Wadim Tereschtschuk ist Mitglied des Rates von Odesa. Da die Stadt unter Militärverwaltung steht, können Lokalpolitiker:innen nicht viel entscheiden. Aber sie haben andere Sorgen.
Es sei nicht die Zeit, über Kommunalpolitik nachzudenken, sagt Wadim Tereschtschuk. Er ist Mitglied in Odesas Stadtrat und weiß, dass die Stadtverwaltung und das ganze Land seit der groß angelegten Invasion durch Russland im Februar 2022 vor dringenderen Herausforderungen stehen. „Es geht jetzt nicht um Entwicklung. Es geht ums Überleben“, betont er.

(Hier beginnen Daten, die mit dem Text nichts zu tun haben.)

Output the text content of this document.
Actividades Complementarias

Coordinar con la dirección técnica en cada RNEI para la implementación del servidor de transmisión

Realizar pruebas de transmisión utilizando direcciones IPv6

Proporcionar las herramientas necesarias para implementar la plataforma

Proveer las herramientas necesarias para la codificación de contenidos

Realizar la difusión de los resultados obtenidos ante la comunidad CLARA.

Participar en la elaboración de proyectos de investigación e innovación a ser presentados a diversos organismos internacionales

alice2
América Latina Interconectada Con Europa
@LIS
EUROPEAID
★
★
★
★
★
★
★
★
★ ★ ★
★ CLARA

Im August 2022 bleibt Odesa die letzte Großstadt am Schwarzen Meer unter vollständiger ukrainischer Kontrolle. Während die Streitkräfte eine Gegenoffensive starten, um den Aggressor weiter von Mykolajiw wegzudrängen – nur 130 Kilometer nordöstlich der Stadt – und Cherson weitere 100 Kilometer südöstlich zurückzuerobern, sieht Tereschtschuk immer noch eine reale Bedrohung für Odesa. „Wir haben immer noch dieses Pridnestrovie (ukrainisch für Transnistrien) Problem, wo sie Truppen und die Fähigkeit haben, einen bedeutsamen Angriff im Rücken unserer Streitkräfte zu starten“, warnt er. Wenn es die Situation zulässt, wird es auf jeden Fall neue Versuche geben, die Stadt einzunehmen, ist Tereschtschuk sicher.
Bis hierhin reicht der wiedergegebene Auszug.